The very real limitations of the vinyl mastering, EQing, production and extraction processes are all well known & understood. Given all of these, it should be rubbish in comparison with a digitally mastered, processed, transmitted and reproduced system.

And yet. And yet it isn’t at the moment. The very best digital sources that I have had the pleasure of enjoying have been the DCS Rossini + clock and the MSB Premier with (expensive) Powerbase power supply. These two sources, when fed with 192/24 recordings off a Melco posh/Innuos Statement server using a Roon Nucleus+, are (give or take) close to equivalent to the corresponding, well recorded vinyl record of the same music on our Vertere turntable. In summary, they are not the same but both versions are truly wonderful, albeit with different presentations, strengths & weaknesses.

Now this gives me great cause for optimism. Here’s why. If vinyl, with all its well documented limitations, can still keep up with the very best of today’s digital, then today’s digital is still doing a lot wrong. We can hear that it’s wrong but we just haven’t yet come up with the right explanations as to what is wrong or why. As we do (like Rob Watts explanation of the importance of micro-timing), digital will only get better and will surely overtake the best that vinyl can manage.

And I can’t wait for that day to arrive. In the meantime, we get to enjoy very good versions of both vinyl & digital.

Hence my lack of tolerance for the close-minded mindset which says that digital is already better, unless you are an old romantic who prefers the distortion of vinyl.

Best regards, BF

6 Likes

Indeed, my experience exactly, with my system is that vinyl can outperform digital sq in every respect and by quite a large margin.

Here’s something I don’t understand. Many on here are disciples of the LP12 and yes it’s a fine turntable and yet if you purchase a new all Linn system it will convert the analogue output from the TT to digital to convert it back to analogue. I love vinyl but how can it be superior to digital in that scenario?

Regards,

Lindsay

1 Like

The signal gets converted to digital so that it can be Space Optimised.
I agre with LM…and in fact I do not use SO at all…I think that it detracts from the music.

2 Likes

and yet, and yet. records are a miracle: a 142 year-old technology that competes with the very best the modern world can offer.

my parents had a record collection that I never bothered to listen to when i was growing up. surely, my line of reasoning went, no one would have bothered to invent cassettes and CDs if they weren’t better than dragging tiny rocks across plastic discs. i went on thinking this until 2001 or thereabouts. i went to a friend’s house and he played an LP of the Jam’s “Sound Affects”, and you could have knocked me over with a feather. it was very obviously better than the CD version i had – played on a old, cheap Sony deck, no less! i’ve been hooked ever since: 1,000 LPs and counting, including the one i’m spinning now. (Peter Cat Recording Co.'s “Portraits of a Time”. highly recommended!)

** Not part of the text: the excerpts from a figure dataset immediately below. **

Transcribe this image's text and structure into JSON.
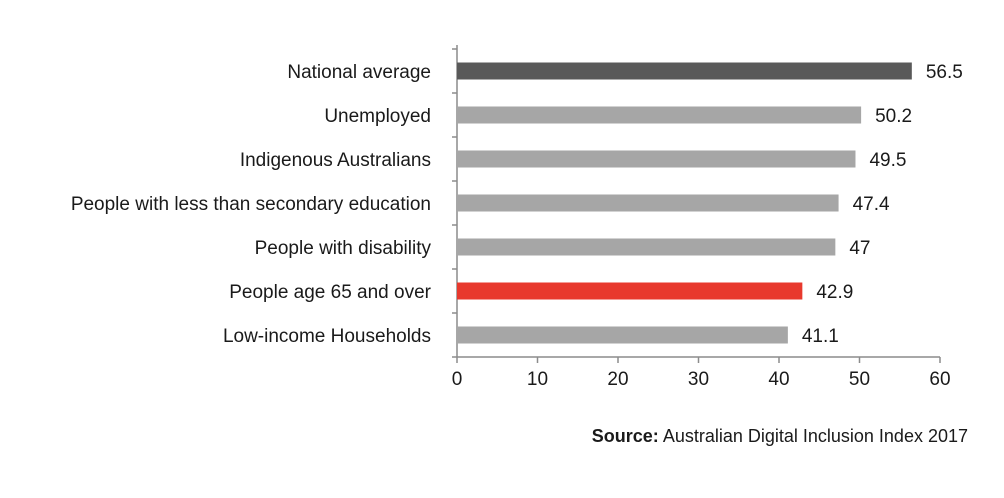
{
  "chart_data": {
    "type": "bar",
    "orientation": "horizontal",
    "categories": [
      "National average",
      "Unemployed",
      "Indigenous Australians",
      "People with less than secondary education",
      "People with disability",
      "People age 65 and over",
      "Low-income Households"
    ],
    "values": [
      56.5,
      50.2,
      49.5,
      47.4,
      47,
      42.9,
      41.1
    ],
    "value_labels": [
      "56.5",
      "50.2",
      "49.5",
      "47.4",
      "47",
      "42.9",
      "41.1"
    ],
    "bar_colors": [
      "#595959",
      "#a6a6a6",
      "#a6a6a6",
      "#a6a6a6",
      "#a6a6a6",
      "#e8392d",
      "#a6a6a6"
    ],
    "xlim": [
      0,
      60
    ],
    "xticks": [
      "0",
      "10",
      "20",
      "30",
      "40",
      "50",
      "60"
    ],
    "title": "",
    "xlabel": "",
    "ylabel": "",
    "grid": false
  },
  "source": {
    "label": "Source:",
    "text": "Australian Digital Inclusion Index 2017"
  },
  "colors": {
    "axis": "#8c8c8c",
    "text": "#1a1a1a"
  }
}
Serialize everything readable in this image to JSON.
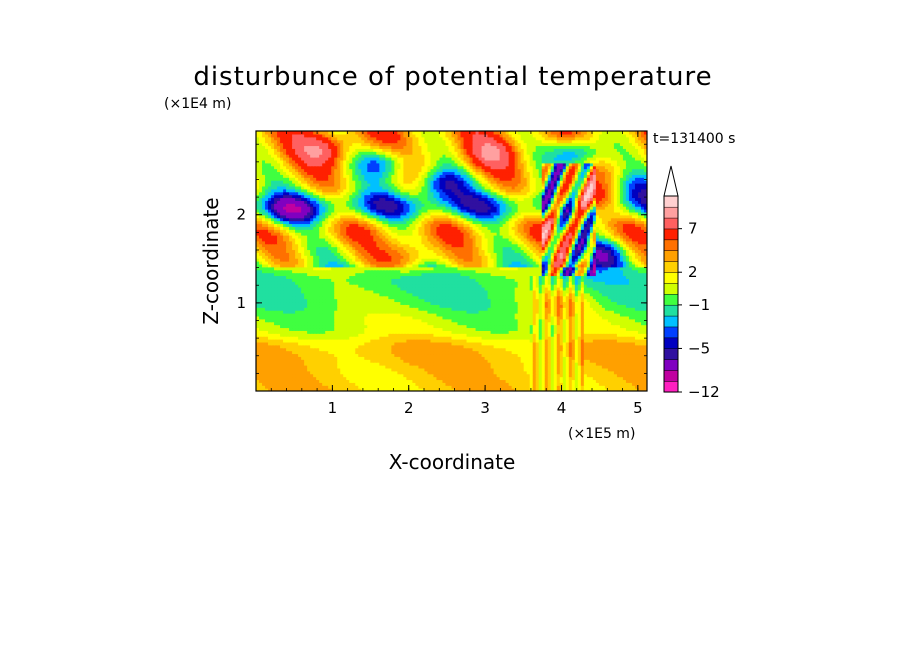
{
  "chart_data": {
    "type": "heatmap",
    "title": "disturbunce of potential temperature",
    "time_label": "t=131400 s",
    "xlabel": "X-coordinate",
    "ylabel": "Z-coordinate",
    "x_unit": "(×1E5 m)",
    "y_unit": "(×1E4 m)",
    "xlim": [
      0,
      5.12
    ],
    "ylim": [
      0,
      2.95
    ],
    "x_ticks": [
      "1",
      "2",
      "3",
      "4",
      "5"
    ],
    "y_ticks": [
      "1",
      "2"
    ],
    "x_tick_values": [
      1,
      2,
      3,
      4,
      5
    ],
    "y_tick_values": [
      1,
      2
    ],
    "colorbar": {
      "labels": [
        "7",
        "2",
        "−1",
        "−5",
        "−12"
      ],
      "label_levels": [
        7,
        2,
        -1,
        -5,
        -12
      ],
      "levels": [
        -12,
        -10,
        -8,
        -6,
        -5,
        -4,
        -3,
        -2,
        -1,
        0,
        1,
        2,
        3,
        4,
        5,
        7,
        9,
        11
      ],
      "colors": [
        "#ff20c0",
        "#c000a0",
        "#8000c0",
        "#3010a0",
        "#0000c0",
        "#0040ff",
        "#00c0ff",
        "#20e0a0",
        "#40ff40",
        "#d0ff00",
        "#ffff00",
        "#ffd000",
        "#ffa000",
        "#ff7000",
        "#ff2000",
        "#ff6060",
        "#ffa0a0",
        "#ffd0d0"
      ],
      "extend": "max"
    },
    "field": {
      "layers": [
        {
          "z": 0.15,
          "amp": 2.5
        },
        {
          "z": 0.45,
          "amp": 3.0
        },
        {
          "z": 0.75,
          "amp": 0.5
        },
        {
          "z": 1.05,
          "amp": -0.5
        },
        {
          "z": 1.25,
          "amp": -1.2
        },
        {
          "z": 1.55,
          "amp": 1.5
        },
        {
          "z": 1.85,
          "amp": 3.5
        },
        {
          "z": 2.1,
          "amp": -4.0
        },
        {
          "z": 2.35,
          "amp": 2.0
        },
        {
          "z": 2.6,
          "amp": 3.0
        },
        {
          "z": 2.85,
          "amp": 3.5
        }
      ],
      "blobs": [
        {
          "x": 2.4,
          "z": 2.35,
          "amp": -6
        },
        {
          "x": 1.7,
          "z": 2.6,
          "amp": -6
        },
        {
          "x": 4.2,
          "z": 2.7,
          "amp": -8
        },
        {
          "x": 4.3,
          "z": 2.15,
          "amp": 9
        },
        {
          "x": 4.5,
          "z": 1.55,
          "amp": -5
        },
        {
          "x": 4.0,
          "z": 1.0,
          "amp": 3
        },
        {
          "x": 0.9,
          "z": 2.75,
          "amp": 5
        },
        {
          "x": 3.1,
          "z": 2.7,
          "amp": 4
        },
        {
          "x": 2.0,
          "z": 1.55,
          "amp": 4
        },
        {
          "x": 4.9,
          "z": 2.3,
          "amp": -4
        },
        {
          "x": 0.4,
          "z": 2.0,
          "amp": -4
        }
      ]
    }
  }
}
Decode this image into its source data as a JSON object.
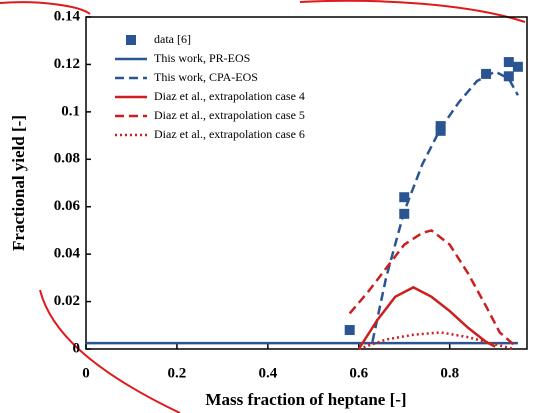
{
  "chart_data": {
    "type": "line",
    "xlabel": "Mass fraction of heptane [-]",
    "ylabel": "Fractional yield [-]",
    "xlim": [
      0,
      0.97
    ],
    "ylim": [
      0,
      0.14
    ],
    "xticks": [
      0,
      0.2,
      0.4,
      0.6,
      0.8
    ],
    "yticks": [
      0,
      0.02,
      0.04,
      0.06,
      0.08,
      0.1,
      0.12,
      0.14
    ],
    "legend": "upper-left",
    "series": [
      {
        "name": "data [6]",
        "color": "#2b5592",
        "style": "markers",
        "x": [
          0.58,
          0.7,
          0.7,
          0.78,
          0.78,
          0.88,
          0.93,
          0.93,
          0.95
        ],
        "values": [
          0.008,
          0.057,
          0.064,
          0.092,
          0.094,
          0.116,
          0.115,
          0.121,
          0.119
        ]
      },
      {
        "name": "This work, PR-EOS",
        "color": "#2b5592",
        "style": "solid",
        "x": [
          0,
          0.95
        ],
        "values": [
          0.0025,
          0.0025
        ]
      },
      {
        "name": "This work, CPA-EOS",
        "color": "#2b5592",
        "style": "dashed",
        "x": [
          0.63,
          0.66,
          0.7,
          0.74,
          0.78,
          0.82,
          0.86,
          0.9,
          0.93,
          0.95
        ],
        "values": [
          0.003,
          0.03,
          0.058,
          0.078,
          0.093,
          0.104,
          0.113,
          0.117,
          0.114,
          0.107
        ]
      },
      {
        "name": "Diaz et al., extrapolation case 4",
        "color": "#cc1f1f",
        "style": "solid",
        "x": [
          0.6,
          0.64,
          0.68,
          0.72,
          0.76,
          0.8,
          0.84,
          0.88,
          0.9
        ],
        "values": [
          0.0,
          0.012,
          0.022,
          0.026,
          0.022,
          0.016,
          0.009,
          0.003,
          0.001
        ]
      },
      {
        "name": "Diaz et al., extrapolation case 5",
        "color": "#cc1f1f",
        "style": "dashed",
        "x": [
          0.58,
          0.62,
          0.66,
          0.7,
          0.74,
          0.76,
          0.8,
          0.84,
          0.88,
          0.91,
          0.94
        ],
        "values": [
          0.015,
          0.024,
          0.034,
          0.044,
          0.049,
          0.05,
          0.044,
          0.032,
          0.018,
          0.007,
          0.002
        ]
      },
      {
        "name": "Diaz et al., extrapolation case 6",
        "color": "#cc1f1f",
        "style": "dotted",
        "x": [
          0.6,
          0.66,
          0.72,
          0.78,
          0.84,
          0.9,
          0.94
        ],
        "values": [
          0.0,
          0.004,
          0.006,
          0.007,
          0.005,
          0.002,
          0.0
        ]
      }
    ]
  }
}
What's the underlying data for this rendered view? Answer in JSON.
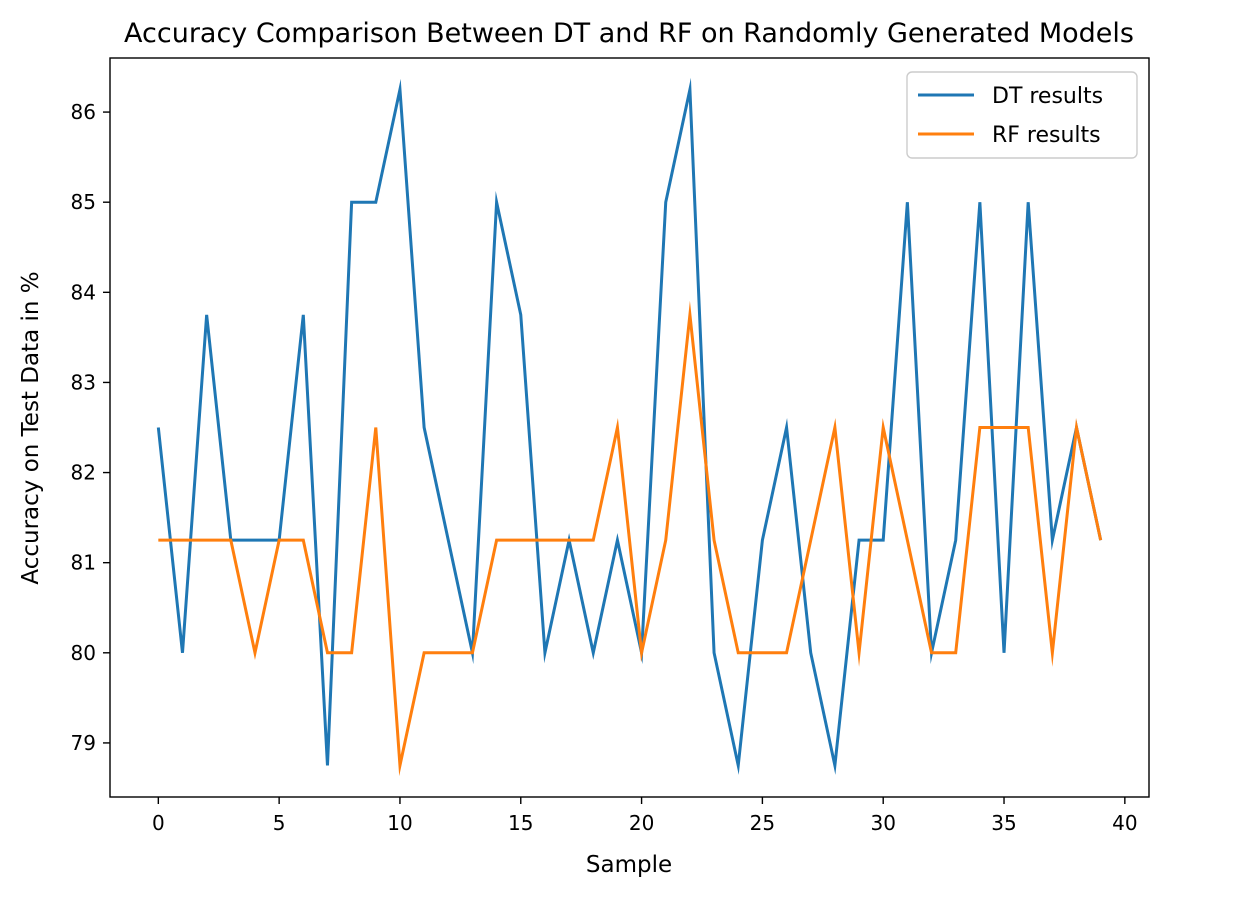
{
  "chart_data": {
    "type": "line",
    "title": "Accuracy Comparison Between DT and RF on Randomly Generated Models",
    "xlabel": "Sample",
    "ylabel": "Accuracy on Test Data in %",
    "xlim": [
      -2,
      41
    ],
    "ylim": [
      78.4,
      86.6
    ],
    "x_ticks": [
      0,
      5,
      10,
      15,
      20,
      25,
      30,
      35,
      40
    ],
    "y_ticks": [
      79,
      80,
      81,
      82,
      83,
      84,
      85,
      86
    ],
    "x": [
      0,
      1,
      2,
      3,
      4,
      5,
      6,
      7,
      8,
      9,
      10,
      11,
      12,
      13,
      14,
      15,
      16,
      17,
      18,
      19,
      20,
      21,
      22,
      23,
      24,
      25,
      26,
      27,
      28,
      29,
      30,
      31,
      32,
      33,
      34,
      35,
      36,
      37,
      38,
      39
    ],
    "grid": false,
    "legend_position": "top-right",
    "series": [
      {
        "name": "DT results",
        "color": "#1f77b4",
        "values": [
          82.5,
          80,
          83.75,
          81.25,
          81.25,
          81.25,
          83.75,
          78.75,
          85,
          85,
          86.25,
          82.5,
          81.25,
          80,
          85,
          83.75,
          80,
          81.25,
          80,
          81.25,
          80,
          85,
          86.25,
          80,
          78.75,
          81.25,
          82.5,
          80,
          78.75,
          81.25,
          81.25,
          85,
          80,
          81.25,
          85,
          80,
          85,
          81.25,
          82.5,
          81.25
        ]
      },
      {
        "name": "RF results",
        "color": "#ff7f0e",
        "values": [
          81.25,
          81.25,
          81.25,
          81.25,
          80,
          81.25,
          81.25,
          80,
          80,
          82.5,
          78.75,
          80,
          80,
          80,
          81.25,
          81.25,
          81.25,
          81.25,
          81.25,
          82.5,
          80,
          81.25,
          83.75,
          81.25,
          80,
          80,
          80,
          81.25,
          82.5,
          80,
          82.5,
          81.25,
          80,
          80,
          82.5,
          82.5,
          82.5,
          80,
          82.5,
          81.25
        ]
      }
    ]
  }
}
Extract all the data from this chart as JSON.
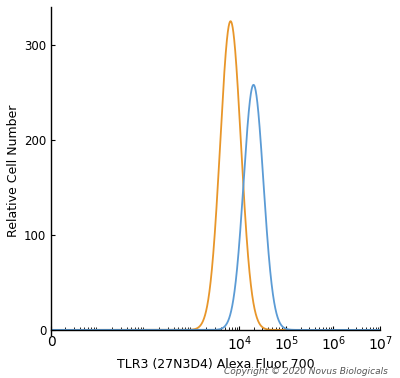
{
  "xlabel": "TLR3 (27N3D4) Alexa Fluor 700",
  "ylabel": "Relative Cell Number",
  "copyright": "Copyright © 2020 Novus Biologicals",
  "xlim": [
    1,
    10000000.0
  ],
  "ylim": [
    -5,
    340
  ],
  "yticks": [
    0,
    100,
    200,
    300
  ],
  "background_color": "#ffffff",
  "orange_curve": {
    "color": "#E8962A",
    "peak_x": 6500,
    "peak_y": 325,
    "sigma": 0.22
  },
  "blue_curve": {
    "color": "#5B9BD5",
    "peak_x": 20000,
    "peak_y": 258,
    "sigma": 0.21
  },
  "xtick_positions": [
    1,
    10000.0,
    100000.0,
    1000000.0,
    10000000.0
  ],
  "xtick_labels": [
    "0",
    "$10^4$",
    "$10^5$",
    "$10^6$",
    "$10^7$"
  ],
  "xlabel_fontsize": 9,
  "ylabel_fontsize": 9,
  "tick_fontsize": 8.5,
  "copyright_fontsize": 6.5
}
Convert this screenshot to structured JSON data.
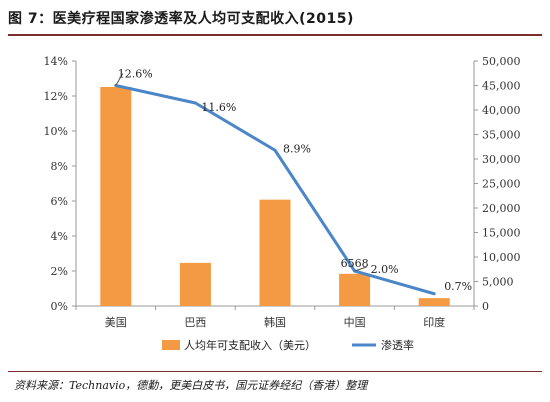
{
  "figure": {
    "title": "图 7：医美疗程国家渗透率及人均可支配收入(2015)",
    "source": "资料来源：Technavio，德勤，更美白皮书，国元证券经纪（香港）整理"
  },
  "chart_data": {
    "type": "bar+line",
    "categories": [
      "美国",
      "巴西",
      "韩国",
      "中国",
      "印度"
    ],
    "series": [
      {
        "name": "人均年可支配收入（美元）",
        "type": "bar",
        "axis": "right",
        "color": "#f39a43",
        "values": [
          44700,
          8800,
          21700,
          6568,
          1600
        ]
      },
      {
        "name": "渗透率",
        "type": "line",
        "axis": "left",
        "color": "#4a86c8",
        "values": [
          12.6,
          11.6,
          8.9,
          2.0,
          0.7
        ]
      }
    ],
    "data_labels": [
      {
        "series": 1,
        "index": 0,
        "text": "12.6%"
      },
      {
        "series": 1,
        "index": 1,
        "text": "11.6%"
      },
      {
        "series": 1,
        "index": 2,
        "text": "8.9%"
      },
      {
        "series": 1,
        "index": 3,
        "text": "2.0%"
      },
      {
        "series": 1,
        "index": 4,
        "text": "0.7%"
      },
      {
        "series": 0,
        "index": 3,
        "text": "6568"
      }
    ],
    "y_left": {
      "min": 0,
      "max": 14,
      "step": 2,
      "tick_labels": [
        "0%",
        "2%",
        "4%",
        "6%",
        "8%",
        "10%",
        "12%",
        "14%"
      ]
    },
    "y_right": {
      "min": 0,
      "max": 50000,
      "step": 5000,
      "tick_labels": [
        "0",
        "5,000",
        "10,000",
        "15,000",
        "20,000",
        "25,000",
        "30,000",
        "35,000",
        "40,000",
        "45,000",
        "50,000"
      ]
    },
    "legend_position": "bottom",
    "grid": false
  }
}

I saw the video of Rob Watts explanation of the importance of micro-timing. I honestly think he doesn’t know why his DAC’s sound so good. His theory on micro timing only applies to listeners wearing headphones.

If his theory is correct the sound coming from a pair of speakers in a room should sound awful. Transient coming from left speaker would arrive at left and right ears at different times. Transient coming from right speaker would arrive at left and right ears at different times. That’s one transient with four different timings.

The simple answer, per our ears and home, and apparently we’re not alone, vinyl can.

But I’m not convinced of your conclusion – that there is “a lot wrong” with digital replay. I might turn it around; only relatively recently (compared to the dawn of the vinyl replay age) has digital gotten to where it is.

Maybe it’s an attestation to the “genius” of vinyl replay and the RIAA curve.

I’ve never had the privilege of doing an a vs. b of good tape vs. vinyl. It would be fascinating to hear, after being equalized, cut, pressed, played back and un-equalized, how a decent generation of tape sounds vs. vinyl.